College of Food Science, Shenyang Agricultural University, Shenyang 100866, P. R. China.
College of Food Science, Shenyang Agricultural University, Shenyang 100866, P. R. China.
J Dairy Sci. 2022 Feb;105(2):1039-1050. doi: 10.3168/jds.2021-20686. Epub 2021 Dec 23.
Cow milk (CM) allergy is a worldwide concern. Currently, few studies have been performed on the immunoreactivity of CM and fewer still on the antigenicity of CM in vivo and in vitro. In this study, we assessed the potential allergenicity of enzymatically hydrolyzed CM using in vitro ELISA and oral sensitization and challenge of BALB/c mice. Alcalase-, Protamex-, and Flavourzyme-treated CM (all from Novozymes) diminished IgE binding capacity, with greatest reductions of 56.31%, 50.62%, and 56.45%, respectively. Allergic symptoms and levels of total IgG were reduced, and allergic inflammation of the lung, jejunum, and spleen was relieved. Moreover, the numbers of CD8 T and B220 cells decreased, and the balance of CD4 T/CD8 T cells was effectively regulated. These findings suggest that the potential allergenicity of CM was reduced by enzymatic hydrolysis, and our research will lay a solid foundation for developing high-quality hypoallergenic CM products.
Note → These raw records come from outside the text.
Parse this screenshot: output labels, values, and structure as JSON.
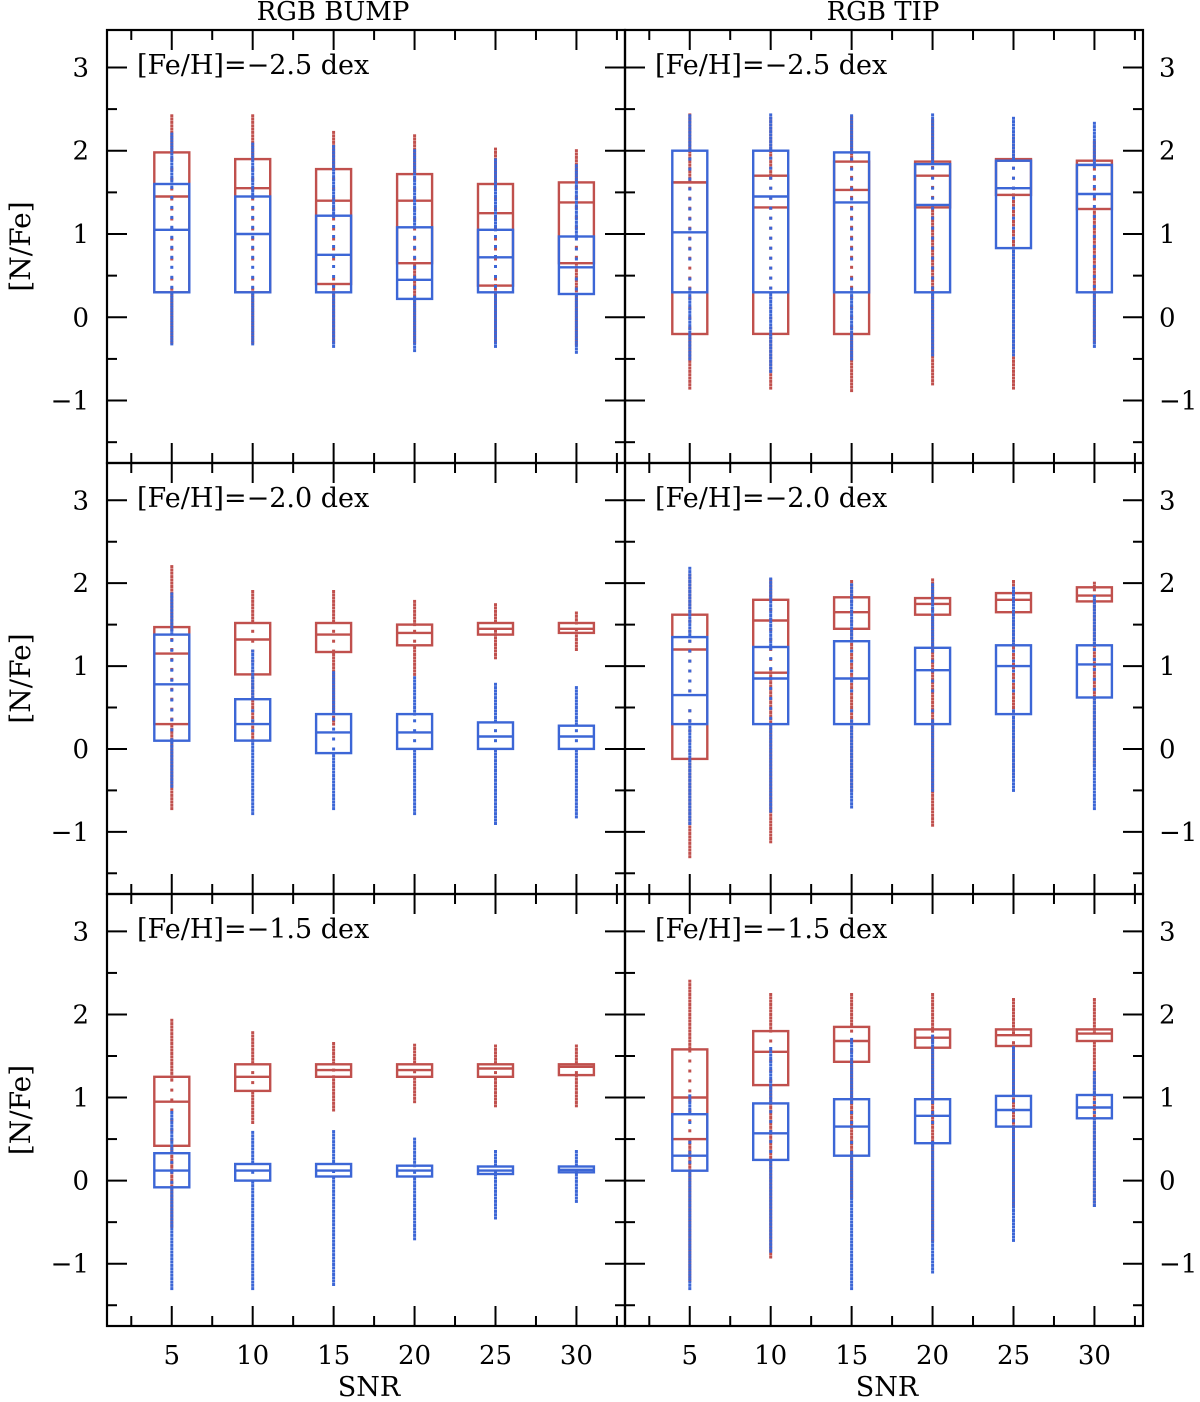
{
  "colors": {
    "red": "#c0504d",
    "blue": "#3c66d6",
    "axis": "#000000"
  },
  "chart_data": {
    "type": "box",
    "column_titles": [
      "RGB BUMP",
      "RGB TIP"
    ],
    "xlabel": "SNR",
    "ylabel": "[N/Fe]",
    "x": [
      5,
      10,
      15,
      20,
      25,
      30
    ],
    "xlim": [
      1,
      33
    ],
    "ylim": [
      -1.75,
      3.45
    ],
    "yticks": [
      -1,
      0,
      1,
      2,
      3
    ],
    "ytick_labels": [
      "−1",
      "0",
      "1",
      "2",
      "3"
    ],
    "xtick_labels": [
      "5",
      "10",
      "15",
      "20",
      "25",
      "30"
    ],
    "panels": [
      {
        "id": "bump-m25",
        "row": 0,
        "col": 0,
        "label": "[Fe/H]=−2.5 dex",
        "series": [
          {
            "name": "red",
            "boxes": [
              [
                0.3,
                1.45,
                1.98
              ],
              [
                0.3,
                1.55,
                1.9
              ],
              [
                0.4,
                1.4,
                1.78
              ],
              [
                0.65,
                1.4,
                1.72
              ],
              [
                0.38,
                1.25,
                1.6
              ],
              [
                0.65,
                1.38,
                1.62
              ]
            ],
            "whiskers": [
              [
                -0.3,
                2.45
              ],
              [
                -0.3,
                2.42
              ],
              [
                -0.3,
                2.25
              ],
              [
                -0.3,
                2.2
              ],
              [
                -0.3,
                2.05
              ],
              [
                -0.32,
                2.0
              ]
            ]
          },
          {
            "name": "blue",
            "boxes": [
              [
                0.3,
                1.05,
                1.6
              ],
              [
                0.3,
                1.0,
                1.45
              ],
              [
                0.3,
                0.75,
                1.22
              ],
              [
                0.22,
                0.45,
                1.08
              ],
              [
                0.3,
                0.72,
                1.05
              ],
              [
                0.28,
                0.6,
                0.97
              ]
            ],
            "whiskers": [
              [
                -0.32,
                2.2
              ],
              [
                -0.32,
                2.1
              ],
              [
                -0.35,
                2.05
              ],
              [
                -0.4,
                2.0
              ],
              [
                -0.35,
                1.9
              ],
              [
                -0.42,
                1.85
              ]
            ]
          }
        ]
      },
      {
        "id": "tip-m25",
        "row": 0,
        "col": 1,
        "label": "[Fe/H]=−2.5 dex",
        "series": [
          {
            "name": "red",
            "boxes": [
              [
                -0.2,
                1.62,
                1.62
              ],
              [
                -0.2,
                1.32,
                1.7
              ],
              [
                -0.2,
                1.53,
                1.87
              ],
              [
                1.32,
                1.7,
                1.87
              ],
              [
                1.47,
                1.88,
                1.9
              ],
              [
                1.3,
                1.83,
                1.88
              ]
            ],
            "whiskers": [
              [
                -0.85,
                2.45
              ],
              [
                -0.85,
                2.42
              ],
              [
                -0.88,
                2.4
              ],
              [
                -0.8,
                2.38
              ],
              [
                -0.85,
                2.2
              ],
              [
                -0.3,
                2.1
              ]
            ]
          },
          {
            "name": "blue",
            "boxes": [
              [
                0.3,
                1.02,
                2.0
              ],
              [
                0.3,
                1.45,
                2.0
              ],
              [
                0.3,
                1.38,
                1.98
              ],
              [
                0.3,
                1.35,
                1.84
              ],
              [
                0.83,
                1.55,
                1.88
              ],
              [
                0.3,
                1.48,
                1.83
              ]
            ],
            "whiskers": [
              [
                -0.5,
                2.45
              ],
              [
                -0.65,
                2.45
              ],
              [
                -0.5,
                2.45
              ],
              [
                -0.45,
                2.45
              ],
              [
                -0.45,
                2.42
              ],
              [
                -0.35,
                2.35
              ]
            ]
          }
        ]
      },
      {
        "id": "bump-m20",
        "row": 1,
        "col": 0,
        "label": "[Fe/H]=−2.0 dex",
        "series": [
          {
            "name": "red",
            "boxes": [
              [
                0.3,
                1.15,
                1.47
              ],
              [
                0.9,
                1.32,
                1.52
              ],
              [
                1.17,
                1.38,
                1.52
              ],
              [
                1.25,
                1.4,
                1.5
              ],
              [
                1.38,
                1.45,
                1.52
              ],
              [
                1.4,
                1.45,
                1.52
              ]
            ],
            "whiskers": [
              [
                -0.72,
                2.22
              ],
              [
                0.1,
                1.9
              ],
              [
                0.3,
                1.92
              ],
              [
                0.9,
                1.78
              ],
              [
                1.1,
                1.75
              ],
              [
                1.2,
                1.65
              ]
            ]
          },
          {
            "name": "blue",
            "boxes": [
              [
                0.1,
                0.78,
                1.38
              ],
              [
                0.1,
                0.3,
                0.6
              ],
              [
                -0.05,
                0.2,
                0.42
              ],
              [
                0.0,
                0.2,
                0.42
              ],
              [
                0.0,
                0.15,
                0.32
              ],
              [
                0.0,
                0.15,
                0.28
              ]
            ],
            "whiskers": [
              [
                -0.45,
                1.88
              ],
              [
                -0.78,
                1.2
              ],
              [
                -0.72,
                0.95
              ],
              [
                -0.78,
                0.88
              ],
              [
                -0.9,
                0.8
              ],
              [
                -0.82,
                0.75
              ]
            ]
          }
        ]
      },
      {
        "id": "tip-m20",
        "row": 1,
        "col": 1,
        "label": "[Fe/H]=−2.0 dex",
        "series": [
          {
            "name": "red",
            "boxes": [
              [
                -0.12,
                1.2,
                1.62
              ],
              [
                0.92,
                1.55,
                1.8
              ],
              [
                1.45,
                1.65,
                1.83
              ],
              [
                1.62,
                1.75,
                1.82
              ],
              [
                1.65,
                1.8,
                1.88
              ],
              [
                1.78,
                1.85,
                1.95
              ]
            ],
            "whiskers": [
              [
                -1.3,
                2.1
              ],
              [
                -1.12,
                2.05
              ],
              [
                -0.5,
                2.05
              ],
              [
                -0.92,
                2.05
              ],
              [
                -0.3,
                2.05
              ],
              [
                -0.2,
                2.0
              ]
            ]
          },
          {
            "name": "blue",
            "boxes": [
              [
                0.3,
                0.65,
                1.35
              ],
              [
                0.3,
                0.85,
                1.23
              ],
              [
                0.3,
                0.85,
                1.3
              ],
              [
                0.3,
                0.95,
                1.22
              ],
              [
                0.42,
                1.0,
                1.25
              ],
              [
                0.62,
                1.02,
                1.25
              ]
            ],
            "whiskers": [
              [
                -0.9,
                2.2
              ],
              [
                -0.75,
                2.05
              ],
              [
                -0.7,
                2.0
              ],
              [
                -0.5,
                2.0
              ],
              [
                -0.5,
                1.95
              ],
              [
                -0.72,
                1.85
              ]
            ]
          }
        ]
      },
      {
        "id": "bump-m15",
        "row": 2,
        "col": 0,
        "label": "[Fe/H]=−1.5 dex",
        "series": [
          {
            "name": "red",
            "boxes": [
              [
                0.42,
                0.95,
                1.25
              ],
              [
                1.08,
                1.25,
                1.4
              ],
              [
                1.25,
                1.33,
                1.4
              ],
              [
                1.25,
                1.33,
                1.4
              ],
              [
                1.25,
                1.35,
                1.4
              ],
              [
                1.27,
                1.37,
                1.4
              ]
            ],
            "whiskers": [
              [
                -0.55,
                1.95
              ],
              [
                0.7,
                1.78
              ],
              [
                0.85,
                1.65
              ],
              [
                0.95,
                1.65
              ],
              [
                0.9,
                1.62
              ],
              [
                0.9,
                1.62
              ]
            ]
          },
          {
            "name": "blue",
            "boxes": [
              [
                -0.08,
                0.12,
                0.33
              ],
              [
                0.0,
                0.12,
                0.2
              ],
              [
                0.05,
                0.12,
                0.2
              ],
              [
                0.05,
                0.12,
                0.18
              ],
              [
                0.08,
                0.12,
                0.17
              ],
              [
                0.1,
                0.13,
                0.17
              ]
            ],
            "whiskers": [
              [
                -1.3,
                0.85
              ],
              [
                -1.3,
                0.58
              ],
              [
                -1.25,
                0.6
              ],
              [
                -0.7,
                0.5
              ],
              [
                -0.45,
                0.38
              ],
              [
                -0.25,
                0.38
              ]
            ]
          }
        ]
      },
      {
        "id": "tip-m15",
        "row": 2,
        "col": 1,
        "label": "[Fe/H]=−1.5 dex",
        "series": [
          {
            "name": "red",
            "boxes": [
              [
                0.5,
                1.0,
                1.58
              ],
              [
                1.15,
                1.55,
                1.8
              ],
              [
                1.43,
                1.68,
                1.85
              ],
              [
                1.6,
                1.72,
                1.82
              ],
              [
                1.62,
                1.75,
                1.82
              ],
              [
                1.68,
                1.77,
                1.82
              ]
            ],
            "whiskers": [
              [
                -1.2,
                2.4
              ],
              [
                -0.92,
                2.25
              ],
              [
                -0.2,
                2.25
              ],
              [
                -0.72,
                2.25
              ],
              [
                -0.3,
                2.2
              ],
              [
                -0.3,
                2.2
              ]
            ]
          },
          {
            "name": "blue",
            "boxes": [
              [
                0.12,
                0.3,
                0.8
              ],
              [
                0.25,
                0.57,
                0.93
              ],
              [
                0.3,
                0.65,
                0.98
              ],
              [
                0.45,
                0.78,
                0.98
              ],
              [
                0.65,
                0.85,
                1.02
              ],
              [
                0.75,
                0.88,
                1.03
              ]
            ],
            "whiskers": [
              [
                -1.3,
                1.05
              ],
              [
                -0.85,
                1.6
              ],
              [
                -1.3,
                1.7
              ],
              [
                -1.1,
                1.75
              ],
              [
                -0.72,
                1.6
              ],
              [
                -0.3,
                1.3
              ]
            ]
          }
        ]
      }
    ]
  }
}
牛奶(CM)过敏是一个全球性的问题。目前,关于 CM 的免疫原性的研究较少,关于 CM 的体内和体外抗原性的研究则更少。在这项研究中,我们使用体外 ELISA 和 BALB/c 小鼠的口服致敏和激发来评估酶解 CM 的潜在致敏性。来自诺维信的碱性蛋白酶、复合蛋白酶和风味蛋白酶处理的 CM 均降低了 IgE 结合能力,分别降低了 56.31%、50.62%和 56.45%。过敏症状和总 IgG 水平降低,肺、空肠和脾的过敏炎症减轻。此外,CD8 T 和 B220 细胞数量减少,CD4 T/CD8 T 细胞的平衡得到有效调节。这些发现表明 CM 的潜在致敏性通过酶解降低,我们的研究将为开发高质量的低致敏性 CM 产品奠定坚实的基础。